SURABAYA, KOMPAS.com - Sebanyak dua jurnalis di Surabaya menjadi korban kekerasan dan intimidasi dari aparat kepolisian ketika tengah meliput demo Tolak Undang-Undang (UU) TNI, Senin (24/3/2025).
Salah satu korban, Rama Indra yang merupakan jurnalis Beritajatim.com, mengatakan bahwa peristiwa itu berawal saat massa aksi mundur dari Gedung Negara Grahadi ke Jalan Pemuda.
"Sekitar pukul 18.28 WIB, saat itu saya melakukan aktivitas mengambil rekaman video pembubaran massa aksi di Jalan Pemuda," kata Rama ketika dikonfirmasi, Senin (24/3/2025).
Baca juga: Setidaknya 25 Orang Ditangkap dalam Demo UU TNI di Surabaya
Rama melihat sejumlah anggota polisi tengah mengejar massa aksi yang menolak membubarkan diri.
Lalu, dia merekam ketika beberapa aparat melakukan kekerasan terhadap demonstran.
"Ada polisi berseragam dan tidak berseragam yang menangkap dua orang massa pedemo. Polisi ada lima sampai enam orang, kemudian memukul, mengeroyok hingga tersungkur dan menginjak badan mereka," ujarnya.
Kemudian, Rama didatangi oleh tiga sampai empat aparat kepolisian yang mengenakan seragam dan pakaian sipil.
Dia mengaku dipaksa untuk menghapus video kekerasan yang dilakukan terhadap massa.
"Ada tiga sampai empat orang polisi berseragam barikade dan tidak berseragam menghampiri saya, dan memaksa untuk menghapus rekaman video itu, sambil memukul kepala saya serta menyeret," katanya.

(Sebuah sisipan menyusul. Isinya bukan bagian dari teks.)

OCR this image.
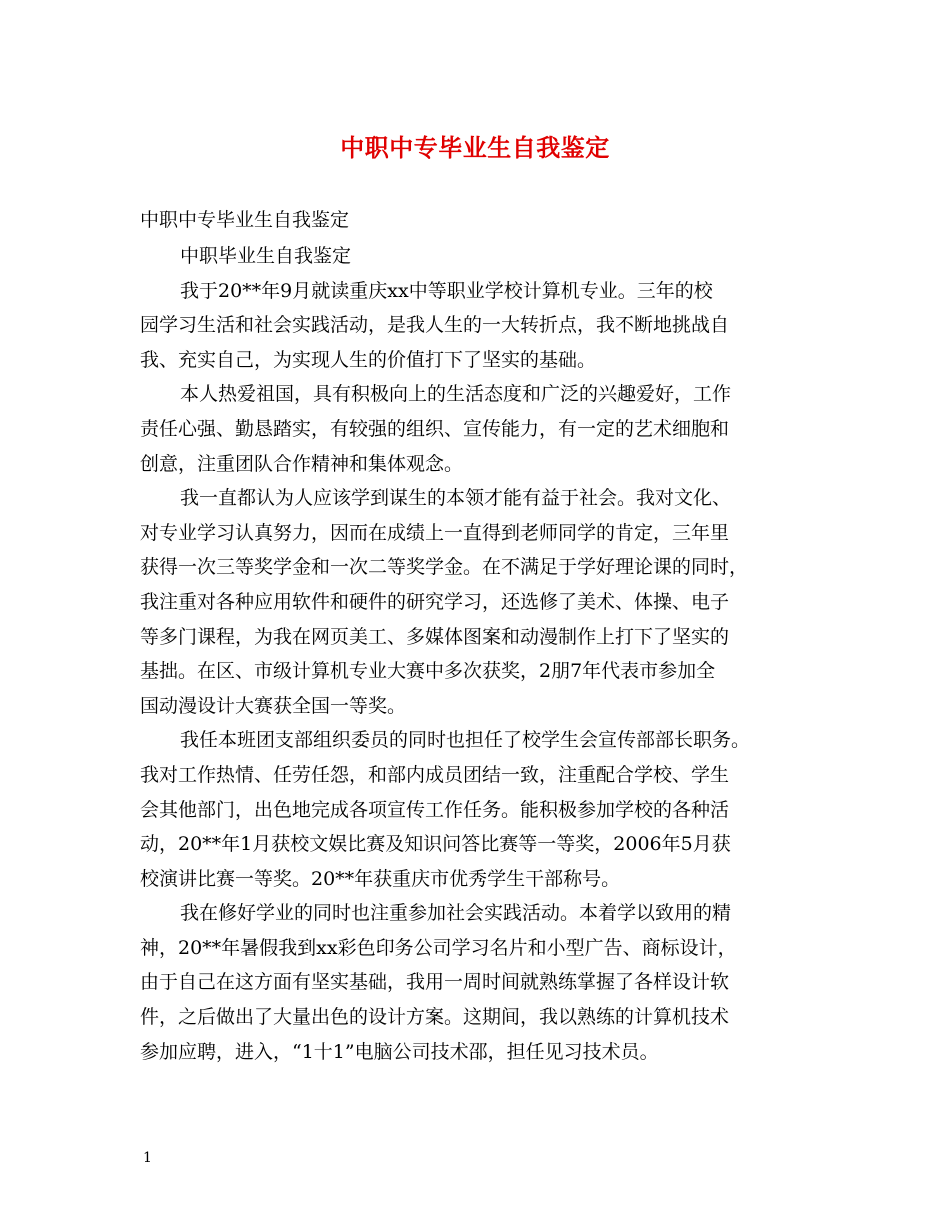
中职中专毕业生自我鉴定
中职中专毕业生自我鉴定
中职毕业生自我鉴定
我于20**年9月就读重庆xx中等职业学校计算机专业。三年的校
园学习生活和社会实践活动，是我人生的一大转折点，我不断地挑战自
我、充实自己，为实现人生的价值打下了坚实的基础。
本人热爱祖国，具有积极向上的生活态度和广泛的兴趣爱好，工作
责任心强、勤恳踏实，有较强的组织、宣传能力，有一定的艺术细胞和
创意，注重团队合作精神和集体观念。
我一直都认为人应该学到谋生的本领才能有益于社会。我对文化、
对专业学习认真努力，因而在成绩上一直得到老师同学的肯定，三年里
获得一次三等奖学金和一次二等奖学金。在不满足于学好理论课的同时，
我注重对各种应用软件和硬件的研究学习，还选修了美术、体操、电子
等多门课程，为我在网页美工、多媒体图案和动漫制作上打下了坚实的
基拙。在区、市级计算机专业大赛中多次获奖，2朋7年代表市参加全
国动漫设计大赛获全国一等奖。
我任本班团支部组织委员的同时也担任了校学生会宣传部部长职务。
我对工作热情、任劳任怨，和部内成员团结一致，注重配合学校、学生
会其他部门，出色地完成各项宣传工作任务。能积极参加学校的各种活
动，20**年1月获校文娱比赛及知识问答比赛等一等奖，2006年5月获
校演讲比赛一等奖。20**年获重庆市优秀学生干部称号。
我在修好学业的同时也注重参加社会实践活动。本着学以致用的精
神，20**年暑假我到xx彩色印务公司学习名片和小型广告、商标设计，
由于自己在这方面有坚实基础，我用一周时间就熟练掌握了各样设计软
件，之后做出了大量出色的设计方案。这期间，我以熟练的计算机技术
参加应聘，进入，“1十1”电脑公司技术邵，担任见习技术员。
1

Baca juga: Ricuh Demo Tolak RUU TNI di Surabaya, Lemparan Molotov hingga Tembakan Water Canon
Rama sendiri sudah mengaku sebagai seorang jurnalis yang tengah meliput aksi demonstrasi.
Bahkan, dia juga mengenakan ID pers-nya di leher ketika bertugas.
"Mereka merebut ponsel saya, dan masih berteriak memanggil rekan polisi lain, bahkan handphone saya diancam akan dibanting. Kepala saya dipukul dengan tangan kosong dan kayu," ucapnya.
Selanjutnya, ada dua jurnalis lain yang mendapati Rama tengah dikerubungi oleh aparat kepolisian.
Akhirnya, Rama berhasil diselamatkan dan menjauh dari kerumunan tersebut.
"Kepala saya benjol, luka baret di pelipis kanan, dan bibir bagian dalam sebelah kiri lecet," katanya.
Sementara itu, jurnalis Suara Surabaya, Wildan Pratama, mengaku mengalami intimidasi dari aparat kepolisian.
Hal tersebut dialaminya ketika meliput massa aksi yang diamankan di Gedung Grahadi.
"Saat itu saya masuk ke Grahadi setelah aparat kepolisian memukul mundur massa di Jalan Gubernur Suryo, hingga ke Jalan Pemuda, kemudian mengamankan sejumlah orang," ujar Wildan.
Kemudian, Wildan pun memutuskan untuk masuk ke halaman Gedung Grahadi.
Hal tersebut dilakukannya dengan tujuan mencari keberadaan massa aksi yang sudah ditangkap.
"Saya menemukan sejumlah orang sedang duduk berjejer, dari informasi yang saya dapat jumlahnya sekitar 25 orang. Massa aksi yang diamankan posisinya berada di deret belakang pos satpam Grahadi," ucapnya.
Selanjutnya, Wildan mengambil foto puluhan demonstran yang tengah duduk di sisi timur Gedung Grahadi tersebut.
Tak lama, dia langsung didatangi oleh seorang anggota polisi.
"Dia menjelaskan massa aksi yang diamankan masih diperiksa. Polisi itu meminta saya menghapus dokumen foto itu sampai ke folder dokumen sampah, sehingga dokumen foto saya soal massa aksi yang diamankan hilang," tuturnya.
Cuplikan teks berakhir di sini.